[Python-ideas] Draft PEP on string interpolation

Ron Adam ron3200 at gmail.com
Thu Aug 27 03:08:55 CEST 2015


On 08/26/2015 10:39 AM, Eric V. Smith wrote:
> On 08/26/2015 11:06 AM, Eric V. Smith wrote:
>> >On 08/26/2015 10:51 AM, Ron Adam wrote:
>>> >>I don't have time to test yours this morning, but What happens in this
>>> >>case?
>>> >>
>>> >>     x = [1]
>>> >>     ix = i('{x}')
>>> >>     x = [2]          # Mutates i-string content?

Oops on my part...  I should have written what you did below to mutate x 
and not rebind it.

>>> >>     print(str(ix))
>>> >>
>>> >>Does this print "[1]" or "[2]"?
>> >
>> >I added a similar test this morning. My code produces "[2]". I can't
>> >imagine a design that could produce a different result, but follow the
>> >"delayed evaluation of the string" model.

> Oops, I misread this as mutating x.
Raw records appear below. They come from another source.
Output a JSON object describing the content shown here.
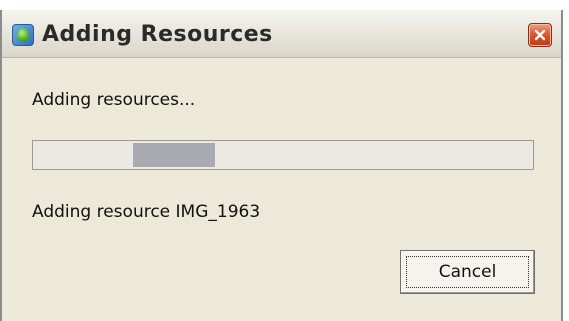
{
  "window": {
    "title": "Adding Resources",
    "app_icon": "app-leaf-icon",
    "close_icon": "close-icon",
    "close_color": "#d9542e"
  },
  "dialog": {
    "status_text": "Adding resources...",
    "detail_text": "Adding resource IMG_1963",
    "progress": {
      "style": "indeterminate",
      "segment_start_fraction": 0.2,
      "segment_end_fraction": 0.365,
      "fill_color": "#a9a9b2"
    },
    "cancel_label": "Cancel"
  }
}
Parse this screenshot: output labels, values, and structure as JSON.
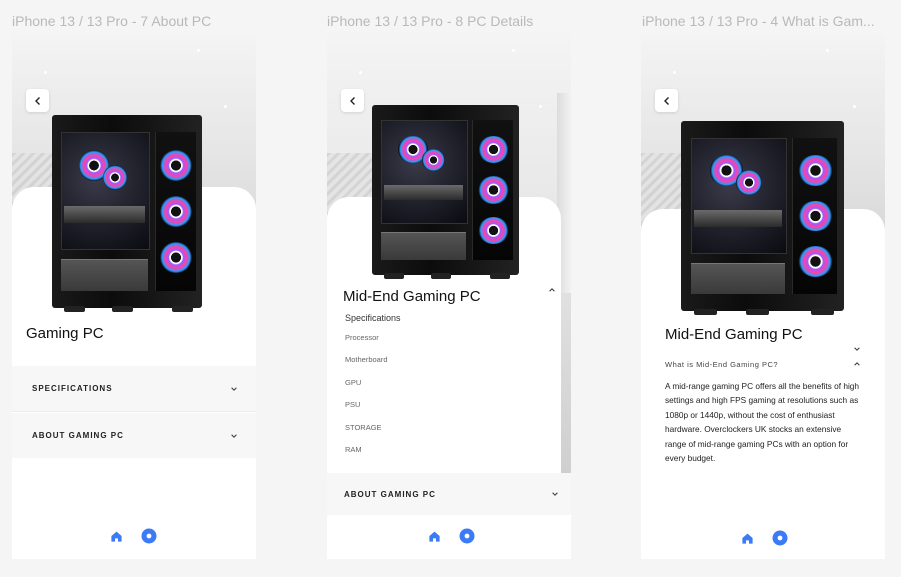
{
  "frames": [
    {
      "label": "iPhone 13 / 13 Pro - 7 About PC",
      "title": "Gaming PC",
      "accordion": [
        {
          "label": "SPECIFICATIONS"
        },
        {
          "label": "ABOUT GAMING PC"
        }
      ]
    },
    {
      "label": "iPhone 13 / 13 Pro - 8 PC Details",
      "title": "Mid-End Gaming PC",
      "specs_heading": "Specifications",
      "specs": [
        "Processor",
        "Motherboard",
        "GPU",
        "PSU",
        "STORAGE",
        "RAM"
      ],
      "accordion": [
        {
          "label": "ABOUT GAMING PC"
        }
      ]
    },
    {
      "label": "iPhone 13 / 13 Pro - 4 What is Gam...",
      "title": "Mid-End Gaming PC",
      "question": "What is Mid-End Gaming PC?",
      "answer": "A mid-range gaming PC offers all the benefits of high settings and high FPS gaming at resolutions such as 1080p or 1440p, without the cost of enthusiast hardware. Overclockers UK stocks an extensive range of mid-range gaming PCs with an option for every budget."
    }
  ],
  "icons": {
    "back": "chevron-left-icon",
    "home": "home-icon",
    "profile": "circle-icon",
    "expand": "chevron-down-icon",
    "collapse": "chevron-up-icon"
  },
  "colors": {
    "accent": "#3b7bf6",
    "background": "#f5f5f5",
    "row_bg": "#f7f7f7"
  }
}
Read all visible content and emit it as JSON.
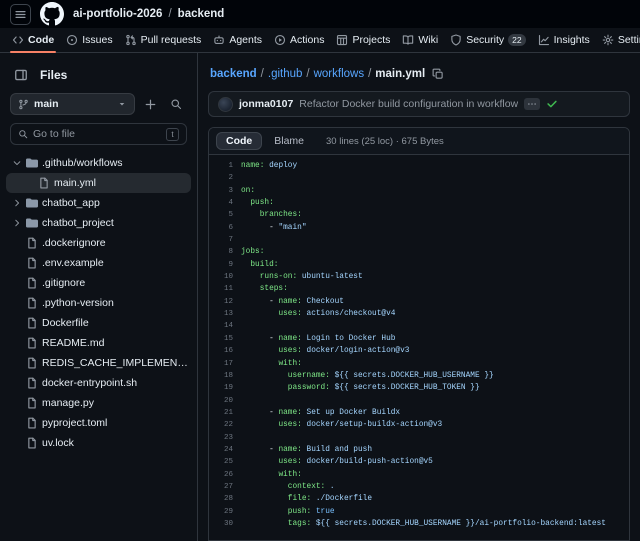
{
  "topbar": {
    "repo_owner": "ai-portfolio-2026",
    "separator": "/",
    "repo_name": "backend"
  },
  "nav_tabs": [
    {
      "label": "Code",
      "icon": "code",
      "active": true
    },
    {
      "label": "Issues",
      "icon": "issues",
      "active": false
    },
    {
      "label": "Pull requests",
      "icon": "pull-request",
      "active": false
    },
    {
      "label": "Agents",
      "icon": "agents",
      "active": false
    },
    {
      "label": "Actions",
      "icon": "actions",
      "active": false
    },
    {
      "label": "Projects",
      "icon": "projects",
      "active": false
    },
    {
      "label": "Wiki",
      "icon": "wiki",
      "active": false
    },
    {
      "label": "Security",
      "icon": "security",
      "active": false,
      "badge": "22"
    },
    {
      "label": "Insights",
      "icon": "insights",
      "active": false
    },
    {
      "label": "Settings",
      "icon": "settings",
      "active": false
    }
  ],
  "sidebar": {
    "title": "Files",
    "branch_button": {
      "label": "main"
    },
    "search": {
      "placeholder": "Go to file",
      "key_hint": "t"
    },
    "tree": [
      {
        "name": ".github/workflows",
        "type": "folder",
        "level": 0,
        "expanded": true,
        "selected": false
      },
      {
        "name": "main.yml",
        "type": "file",
        "level": 1,
        "selected": true
      },
      {
        "name": "chatbot_app",
        "type": "folder",
        "level": 0,
        "expanded": false,
        "selected": false
      },
      {
        "name": "chatbot_project",
        "type": "folder",
        "level": 0,
        "expanded": false,
        "selected": false
      },
      {
        "name": ".dockerignore",
        "type": "file",
        "level": 0,
        "selected": false
      },
      {
        "name": ".env.example",
        "type": "file",
        "level": 0,
        "selected": false
      },
      {
        "name": ".gitignore",
        "type": "file",
        "level": 0,
        "selected": false
      },
      {
        "name": ".python-version",
        "type": "file",
        "level": 0,
        "selected": false
      },
      {
        "name": "Dockerfile",
        "type": "file",
        "level": 0,
        "selected": false
      },
      {
        "name": "README.md",
        "type": "file",
        "level": 0,
        "selected": false
      },
      {
        "name": "REDIS_CACHE_IMPLEMENTA...",
        "type": "file",
        "level": 0,
        "selected": false
      },
      {
        "name": "docker-entrypoint.sh",
        "type": "file",
        "level": 0,
        "selected": false
      },
      {
        "name": "manage.py",
        "type": "file",
        "level": 0,
        "selected": false
      },
      {
        "name": "pyproject.toml",
        "type": "file",
        "level": 0,
        "selected": false
      },
      {
        "name": "uv.lock",
        "type": "file",
        "level": 0,
        "selected": false
      }
    ]
  },
  "main": {
    "breadcrumb": [
      {
        "label": "backend",
        "type": "link"
      },
      {
        "label": ".github",
        "type": "link"
      },
      {
        "label": "workflows",
        "type": "link"
      },
      {
        "label": "main.yml",
        "type": "current"
      }
    ],
    "commit": {
      "author": "jonma0107",
      "message": "Refactor Docker build configuration in workflow",
      "status": "success"
    },
    "code_header": {
      "tabs": [
        {
          "label": "Code",
          "active": true
        },
        {
          "label": "Blame",
          "active": false
        }
      ],
      "meta": "30 lines (25 loc) · 675 Bytes"
    }
  },
  "code_lines": [
    [
      [
        "k",
        "name:"
      ],
      [
        "v",
        " deploy"
      ]
    ],
    [],
    [
      [
        "k",
        "on:"
      ]
    ],
    [
      [
        "p",
        "  "
      ],
      [
        "k",
        "push:"
      ]
    ],
    [
      [
        "p",
        "    "
      ],
      [
        "k",
        "branches:"
      ]
    ],
    [
      [
        "p",
        "      - "
      ],
      [
        "v",
        "\"main\""
      ]
    ],
    [],
    [
      [
        "k",
        "jobs:"
      ]
    ],
    [
      [
        "p",
        "  "
      ],
      [
        "k",
        "build:"
      ]
    ],
    [
      [
        "p",
        "    "
      ],
      [
        "k",
        "runs-on:"
      ],
      [
        "v",
        " ubuntu-latest"
      ]
    ],
    [
      [
        "p",
        "    "
      ],
      [
        "k",
        "steps:"
      ]
    ],
    [
      [
        "p",
        "      - "
      ],
      [
        "k",
        "name:"
      ],
      [
        "v",
        " Checkout"
      ]
    ],
    [
      [
        "p",
        "        "
      ],
      [
        "k",
        "uses:"
      ],
      [
        "v",
        " actions/checkout@v4"
      ]
    ],
    [],
    [
      [
        "p",
        "      - "
      ],
      [
        "k",
        "name:"
      ],
      [
        "v",
        " Login to Docker Hub"
      ]
    ],
    [
      [
        "p",
        "        "
      ],
      [
        "k",
        "uses:"
      ],
      [
        "v",
        " docker/login-action@v3"
      ]
    ],
    [
      [
        "p",
        "        "
      ],
      [
        "k",
        "with:"
      ]
    ],
    [
      [
        "p",
        "          "
      ],
      [
        "k",
        "username:"
      ],
      [
        "v",
        " ${{ secrets.DOCKER_HUB_USERNAME }}"
      ]
    ],
    [
      [
        "p",
        "          "
      ],
      [
        "k",
        "password:"
      ],
      [
        "v",
        " ${{ secrets.DOCKER_HUB_TOKEN }}"
      ]
    ],
    [],
    [
      [
        "p",
        "      - "
      ],
      [
        "k",
        "name:"
      ],
      [
        "v",
        " Set up Docker Buildx"
      ]
    ],
    [
      [
        "p",
        "        "
      ],
      [
        "k",
        "uses:"
      ],
      [
        "v",
        " docker/setup-buildx-action@v3"
      ]
    ],
    [],
    [
      [
        "p",
        "      - "
      ],
      [
        "k",
        "name:"
      ],
      [
        "v",
        " Build and push"
      ]
    ],
    [
      [
        "p",
        "        "
      ],
      [
        "k",
        "uses:"
      ],
      [
        "v",
        " docker/build-push-action@v5"
      ]
    ],
    [
      [
        "p",
        "        "
      ],
      [
        "k",
        "with:"
      ]
    ],
    [
      [
        "p",
        "          "
      ],
      [
        "k",
        "context:"
      ],
      [
        "v",
        " ."
      ]
    ],
    [
      [
        "p",
        "          "
      ],
      [
        "k",
        "file:"
      ],
      [
        "v",
        " ./Dockerfile"
      ]
    ],
    [
      [
        "p",
        "          "
      ],
      [
        "k",
        "push:"
      ],
      [
        "c",
        " true"
      ]
    ],
    [
      [
        "p",
        "          "
      ],
      [
        "k",
        "tags:"
      ],
      [
        "v",
        " ${{ secrets.DOCKER_HUB_USERNAME }}/ai-portfolio-backend:latest"
      ]
    ]
  ],
  "colors": {
    "accent_underline": "#f78166",
    "link": "#58a6ff",
    "check_green": "#3fb950",
    "yaml_key": "#7ee787",
    "yaml_string": "#a5d6ff",
    "yaml_constant": "#79c0ff"
  }
}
Mine would produce "[1]". Here are
> the tests:

Ok... I see, but you understood the direction I was going...


>              # changing a mutable value doesn't affect the i-string
>              n = 0
>              x = i('{n}')
>              self.assertEqual(str(x), '0')
>              n = 1
>              self.assertEqual(str(x), '0')


Yes, changing the name reference, which isn't the same as changing a 
mutable, doesn't change the object in the i-string.  That's already 
evaluated in the __init__ method.


>              # but a mutable value will
>              l = [1]
>              x = i('{l}')
>              self.assertEqual(str(x), '[1]')
>              l[0] = 2
>              self.assertEqual(str(x), '[2]')

This was the example I was meaning to write above.. which you figured 
out.  ;-)   And you get '[2]'.


If you store a string instead of the value, then mutating the object 
won't effect the i-string.  Also you don't get held references to 
objects that may be more expensive than a string.

I think these points need to be in the PEP.